A obra, como um todo, retrata uma cena na qual dois homens – Platão e Aristóteles – conversam. À direita, Aristóteles, segurando sua Ética a Nicômano com a mão esquerda e com a direita espalmada indicando o solo, argumenta com seu interlocutor que o que importa são os assuntos terrenos ou seja, um modelo de filosofia que raciocine sobre a natureza do mundo físico para a compreensão da vida e de todos os fenômenos observáveis neste planeta. Platão, expressando opinião oposta, segura Timeu com uma mão e aponta o céu com a outra, alegando que o mundo material está em constante mudança e perecimento; portanto, o que interessa compreender são as coisas transcendentes, o mundo espiritual (Vesari, 1998).
Em sua busca pela verdade terrena, Aristóteles nos deixou como legado o valor da observação empírica como instrumento para conhecer seres, objetos e acontecimentos. Esse conhecimento foi o fundador da ciência conforme hoje a conhecemos.

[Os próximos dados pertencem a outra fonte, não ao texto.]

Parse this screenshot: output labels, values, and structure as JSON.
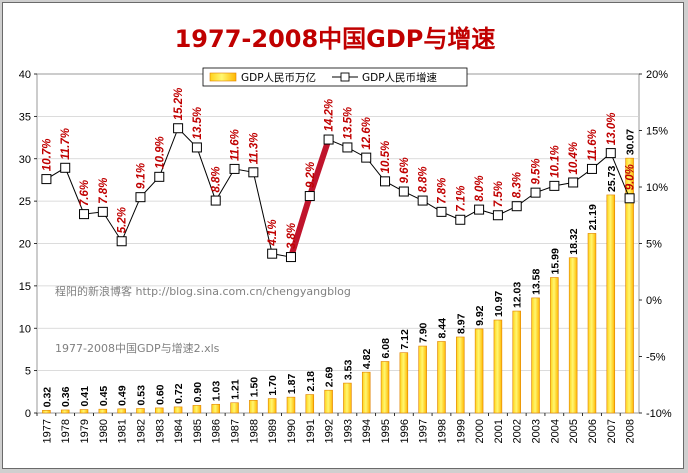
{
  "chart_data": {
    "type": "bar+line",
    "title": "1977-2008中国GDP与增速",
    "categories": [
      "1977",
      "1978",
      "1979",
      "1980",
      "1981",
      "1982",
      "1983",
      "1984",
      "1985",
      "1986",
      "1987",
      "1988",
      "1989",
      "1990",
      "1991",
      "1992",
      "1993",
      "1994",
      "1995",
      "1996",
      "1997",
      "1998",
      "1999",
      "2000",
      "2001",
      "2002",
      "2003",
      "2004",
      "2005",
      "2006",
      "2007",
      "2008"
    ],
    "series": [
      {
        "name": "GDP人民币万亿",
        "type": "bar",
        "axis": "left",
        "values": [
          0.32,
          0.36,
          0.41,
          0.45,
          0.49,
          0.53,
          0.6,
          0.72,
          0.9,
          1.03,
          1.21,
          1.5,
          1.7,
          1.87,
          2.18,
          2.69,
          3.53,
          4.82,
          6.08,
          7.12,
          7.9,
          8.44,
          8.97,
          9.92,
          10.97,
          12.03,
          13.58,
          15.99,
          18.32,
          21.19,
          25.73,
          30.07
        ],
        "labels": [
          "0.32",
          "0.36",
          "0.41",
          "0.45",
          "0.49",
          "0.53",
          "0.60",
          "0.72",
          "0.90",
          "1.03",
          "1.21",
          "1.50",
          "1.70",
          "1.87",
          "2.18",
          "2.69",
          "3.53",
          "4.82",
          "6.08",
          "7.12",
          "7.90",
          "8.44",
          "8.97",
          "9.92",
          "10.97",
          "12.03",
          "13.58",
          "15.99",
          "18.32",
          "21.19",
          "25.73",
          "30.07"
        ]
      },
      {
        "name": "GDP人民币增速",
        "type": "line",
        "axis": "right",
        "values": [
          10.7,
          11.7,
          7.6,
          7.8,
          5.2,
          9.1,
          10.9,
          15.2,
          13.5,
          8.8,
          11.6,
          11.3,
          4.1,
          3.8,
          9.2,
          14.2,
          13.5,
          12.6,
          10.5,
          9.6,
          8.8,
          7.8,
          7.1,
          8.0,
          7.5,
          8.3,
          9.5,
          10.1,
          10.4,
          11.6,
          13.0,
          9.0
        ],
        "labels": [
          "10.7%",
          "11.7%",
          "7.6%",
          "7.8%",
          "5.2%",
          "9.1%",
          "10.9%",
          "15.2%",
          "13.5%",
          "8.8%",
          "11.6%",
          "11.3%",
          "4.1%",
          "3.8%",
          "9.2%",
          "14.2%",
          "13.5%",
          "12.6%",
          "10.5%",
          "9.6%",
          "8.8%",
          "7.8%",
          "7.1%",
          "8.0%",
          "7.5%",
          "8.3%",
          "9.5%",
          "10.1%",
          "10.4%",
          "11.6%",
          "13.0%",
          "9.0%"
        ]
      }
    ],
    "highlight": {
      "from": "1990",
      "to": "1992",
      "color": "#c0142c"
    },
    "y_left": {
      "min": 0,
      "max": 40,
      "ticks": [
        "0",
        "5",
        "10",
        "15",
        "20",
        "25",
        "30",
        "35",
        "40"
      ]
    },
    "y_right": {
      "min": -10,
      "max": 20,
      "ticks": [
        "-10%",
        "-5%",
        "0%",
        "5%",
        "10%",
        "15%",
        "20%"
      ]
    },
    "legend": {
      "bar": "GDP人民币万亿",
      "line": "GDP人民币增速",
      "position": "top-center"
    },
    "colors": {
      "bar_top": "#fff34a",
      "bar_bottom": "#ffcf12",
      "bar_edge": "#e08000",
      "line": "#000000",
      "title": "#c00000",
      "rate_label": "#c00000"
    }
  },
  "watermark": {
    "blog": "程阳的新浪博客   http://blog.sina.com.cn/chengyangblog",
    "file": "1977-2008中国GDP与增速2.xls"
  }
}
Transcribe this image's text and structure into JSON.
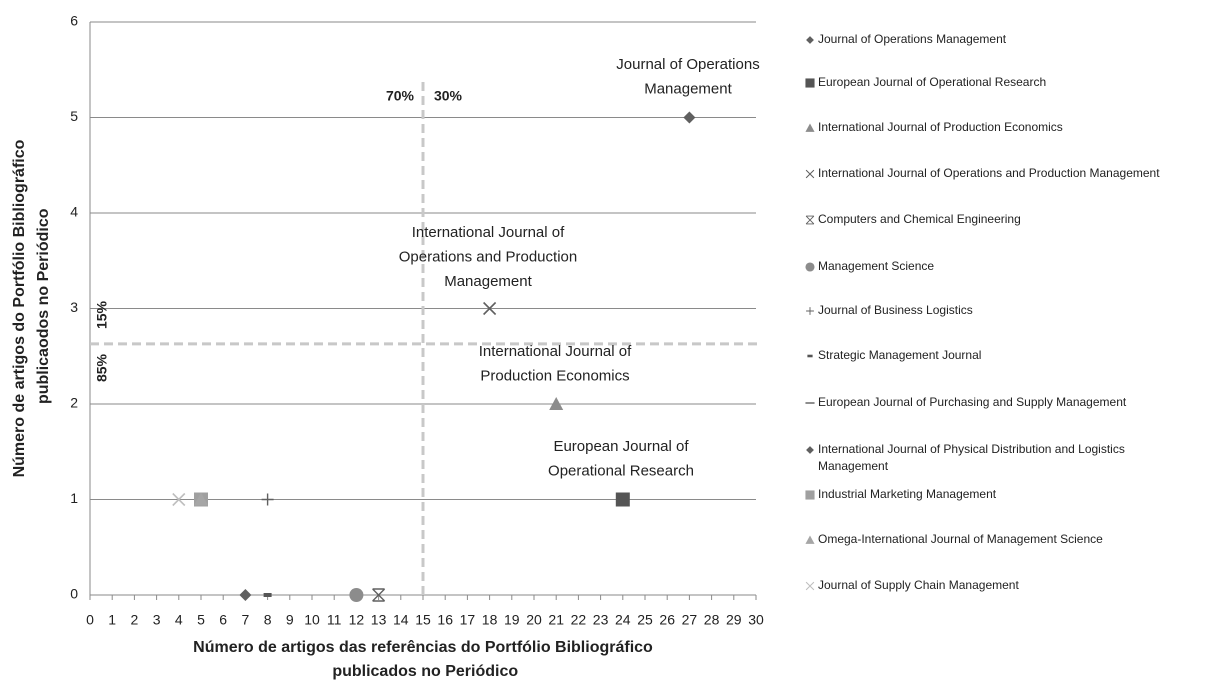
{
  "chart_data": {
    "type": "scatter",
    "x_label": "Número de artigos das referências do Portfólio Bibliográfico publicados  no Periódico",
    "y_label": "Número de artigos do Portfólio Bibliográfico publicaodos  no Periódico",
    "xlim": [
      0,
      30
    ],
    "ylim": [
      0,
      6
    ],
    "xticks": [
      0,
      1,
      2,
      3,
      4,
      5,
      6,
      7,
      8,
      9,
      10,
      11,
      12,
      13,
      14,
      15,
      16,
      17,
      18,
      19,
      20,
      21,
      22,
      23,
      24,
      25,
      26,
      27,
      28,
      29,
      30
    ],
    "yticks": [
      0,
      1,
      2,
      3,
      4,
      5,
      6
    ],
    "grid": true,
    "reference_lines": {
      "x": 15,
      "y": 2.63
    },
    "split_labels": [
      "70%",
      "30%",
      "15%",
      "85%"
    ],
    "annotations": [
      [
        "Journal of Operations",
        "Management"
      ],
      [
        "International Journal of",
        "Operations and Production",
        "Management"
      ],
      [
        "International Journal of",
        "Production Economics"
      ],
      [
        "European Journal of",
        "Operational Research"
      ]
    ],
    "series": [
      {
        "name": "Journal of Operations Management",
        "color": "#606060",
        "marker": "diamond",
        "x": [
          27
        ],
        "y": [
          5
        ]
      },
      {
        "name": "European Journal of Operational Research",
        "color": "#555555",
        "marker": "square",
        "x": [
          24
        ],
        "y": [
          1
        ]
      },
      {
        "name": "International Journal of Production Economics",
        "color": "#8c8c8c",
        "marker": "triangle",
        "x": [
          21
        ],
        "y": [
          2
        ]
      },
      {
        "name": "International Journal of Operations and Production Management",
        "color": "#606060",
        "marker": "x",
        "x": [
          18
        ],
        "y": [
          3
        ]
      },
      {
        "name": "Computers and Chemical Engineering",
        "color": "#606060",
        "marker": "asterisk",
        "x": [
          13
        ],
        "y": [
          0
        ]
      },
      {
        "name": "Management Science",
        "color": "#8c8c8c",
        "marker": "circle",
        "x": [
          12
        ],
        "y": [
          0
        ]
      },
      {
        "name": "Journal of Business Logistics",
        "color": "#606060",
        "marker": "plus",
        "x": [
          8
        ],
        "y": [
          1
        ]
      },
      {
        "name": "Strategic Management Journal",
        "color": "#555555",
        "marker": "dash",
        "x": [
          8
        ],
        "y": [
          0
        ]
      },
      {
        "name": "European Journal of Purchasing and Supply Management",
        "color": "#8c8c8c",
        "marker": "longdash",
        "x": [
          5
        ],
        "y": [
          1
        ]
      },
      {
        "name": "International Journal of Physical Distribution and Logistics Management",
        "color": "#606060",
        "marker": "diamond",
        "x": [
          7
        ],
        "y": [
          0
        ]
      },
      {
        "name": "Industrial Marketing Management",
        "color": "#a0a0a0",
        "marker": "square",
        "x": [
          5
        ],
        "y": [
          1
        ]
      },
      {
        "name": "Omega-International Journal of Management Science",
        "color": "#a6a6a6",
        "marker": "triangle",
        "x": [
          5
        ],
        "y": [
          1
        ]
      },
      {
        "name": "Journal of Supply Chain Management",
        "color": "#bfbfbf",
        "marker": "x",
        "x": [
          4
        ],
        "y": [
          1
        ]
      }
    ]
  }
}
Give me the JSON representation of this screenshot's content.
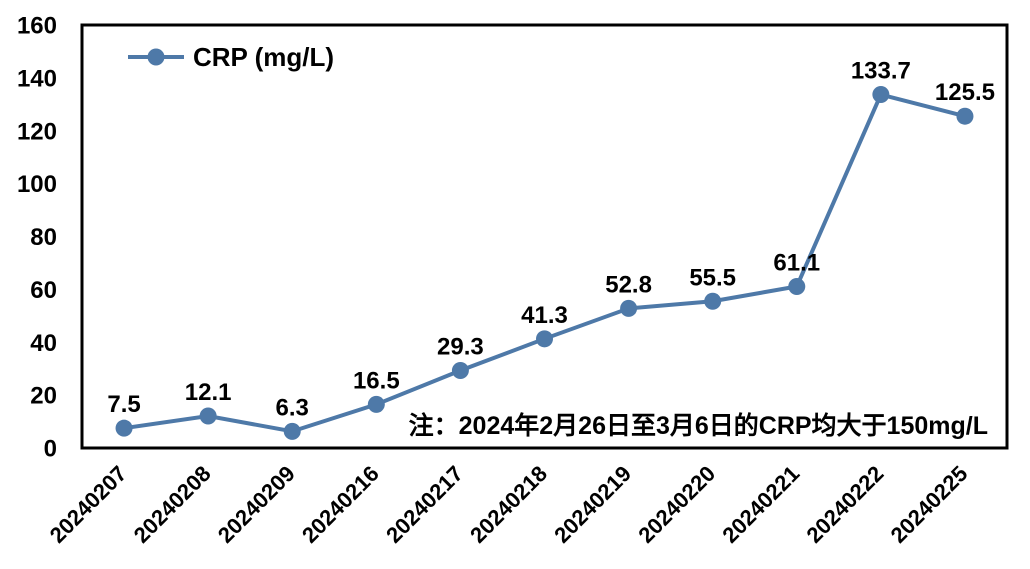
{
  "chart_data": {
    "type": "line",
    "title": "",
    "categories": [
      "20240207",
      "20240208",
      "20240209",
      "20240216",
      "20240217",
      "20240218",
      "20240219",
      "20240220",
      "20240221",
      "20240222",
      "20240225"
    ],
    "series": [
      {
        "name": "CRP (mg/L)",
        "values": [
          7.5,
          12.1,
          6.3,
          16.5,
          29.3,
          41.3,
          52.8,
          55.5,
          61.1,
          133.7,
          125.5
        ],
        "color": "#4E79A8"
      }
    ],
    "xlabel": "",
    "ylabel": "",
    "ylim": [
      0,
      160
    ],
    "yticks": [
      0,
      20,
      40,
      60,
      80,
      100,
      120,
      140,
      160
    ],
    "grid": false,
    "legend_position": "top-left",
    "data_labels_shown": true,
    "annotation": "注：2024年2月26日至3月6日的CRP均大于150mg/L",
    "frame_color": "#000000",
    "text_color": "#000000",
    "background_color": "#FFFFFF"
  }
}
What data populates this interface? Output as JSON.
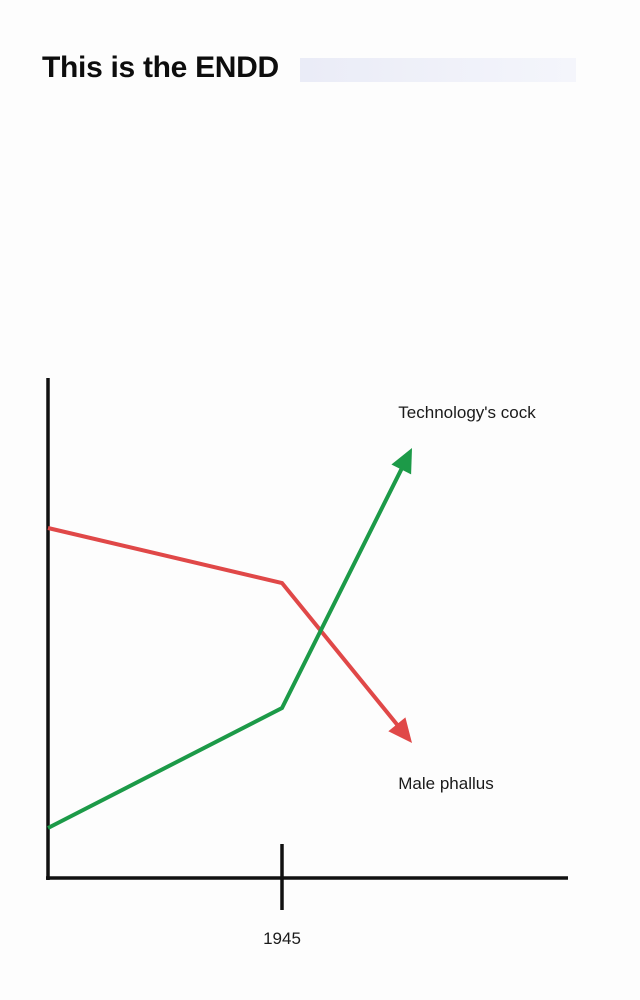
{
  "page": {
    "title": "This is the ENDD"
  },
  "chart_data": {
    "type": "line",
    "title": "This is the ENDD",
    "xlabel": "",
    "ylabel": "",
    "x_ticks": [
      1945
    ],
    "xlim": [
      1900,
      2000
    ],
    "ylim": [
      0,
      100
    ],
    "grid": false,
    "legend": "none",
    "series": [
      {
        "name": "Male phallus",
        "color": "#e04848",
        "points": [
          [
            1900,
            70
          ],
          [
            1945,
            59
          ],
          [
            1970,
            27
          ]
        ]
      },
      {
        "name": "Technology's cock",
        "color": "#1c9a48",
        "points": [
          [
            1900,
            10
          ],
          [
            1945,
            34
          ],
          [
            1970,
            86
          ]
        ]
      }
    ]
  }
}
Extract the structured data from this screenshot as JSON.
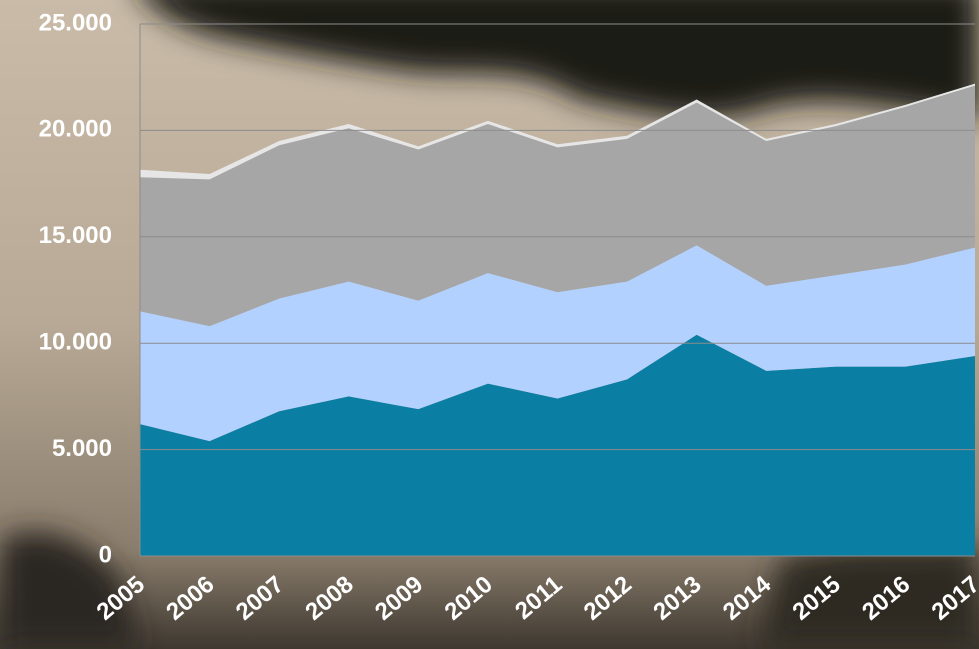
{
  "chart_data": {
    "type": "stacked-area",
    "categories": [
      "2005",
      "2006",
      "2007",
      "2008",
      "2009",
      "2010",
      "2011",
      "2012",
      "2013",
      "2014",
      "2015",
      "2016",
      "2017"
    ],
    "series": [
      {
        "color": "#0a7fa3",
        "values": [
          6200,
          5400,
          6800,
          7500,
          6900,
          8100,
          7400,
          8300,
          10400,
          8700,
          8900,
          8900,
          9400
        ]
      },
      {
        "color": "#b3d1ff",
        "values": [
          5300,
          5400,
          5300,
          5400,
          5100,
          5200,
          5000,
          4600,
          4200,
          4000,
          4300,
          4800,
          5100
        ]
      },
      {
        "color": "#a6a6a6",
        "values": [
          6300,
          6900,
          7200,
          7200,
          7100,
          7000,
          6800,
          6700,
          6700,
          6800,
          7000,
          7400,
          7600
        ]
      },
      {
        "color": "#e6e6e6",
        "values": [
          350,
          250,
          200,
          200,
          150,
          150,
          150,
          150,
          150,
          100,
          100,
          100,
          100
        ]
      }
    ],
    "ylim": [
      0,
      25000
    ],
    "yticks": [
      0,
      {
        "value": 5000,
        "label": "5.000"
      },
      {
        "value": 10000,
        "label": "10.000"
      },
      {
        "value": 15000,
        "label": "15.000"
      },
      {
        "value": 20000,
        "label": "20.000"
      },
      {
        "value": 25000,
        "label": "25.000"
      }
    ],
    "grid": true
  }
}
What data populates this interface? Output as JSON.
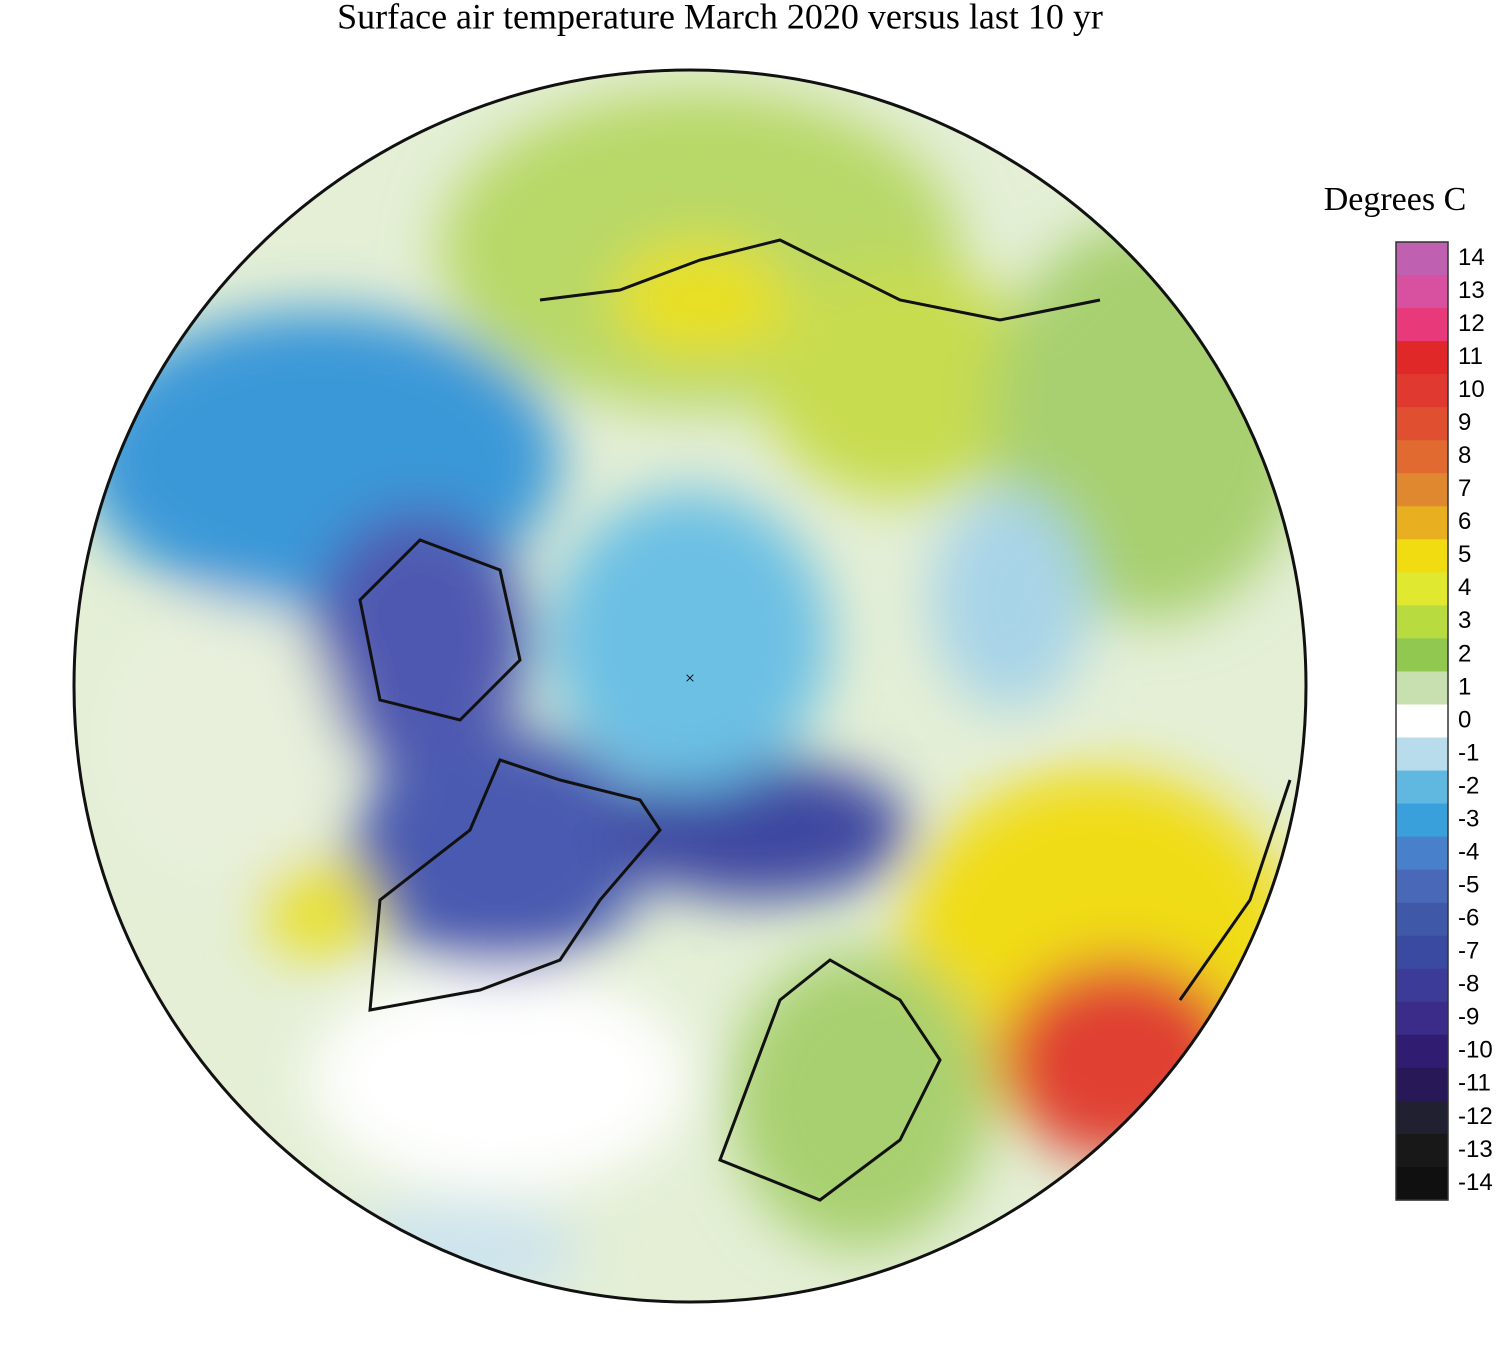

O conjunto de sua obra se estende às Ciências Humanas em virtude da complexidade da vida nas cidades e das relações entre as pessoas que habitam nelas. A política, como administração da res publica (coisas do povo, bens públicos, não privados), que originou o termo República, surgiu na Grécia. Sua prática é um fato social público, observável e mediado pelo discurso. Aristóteles considerava a democracia como a mais justa forma de governo e se interessou por estudar os elementos retóricos e argumentativos utilizados pelos políticos de seu tempo. Nessa perspectiva, escreveu obras como A Ética, A Política e A Retórica, dentre outras. É de sua autoria a conceituação de Reductio ad Absurdum, a falácia lógica que demonstraremos a seguir.
Reductio ad Absurdum
As falácias possuem dimensões cognitivas; elas distorcem a realidade objetiva dos fatos a partir da criação de sofismas. Por isso, de modo mais geral, podem ser definidas como um modo incorreto tanto de pensar (para estabelecer analogias) quanto de argumentar. Nesse universo, cada uma das falácias segue sua lógica própria e peculiar. Para elucidar isso, demonstraremos, por meio de um exemplo, como se dá a prática da falácia Reductio ad Absurdum.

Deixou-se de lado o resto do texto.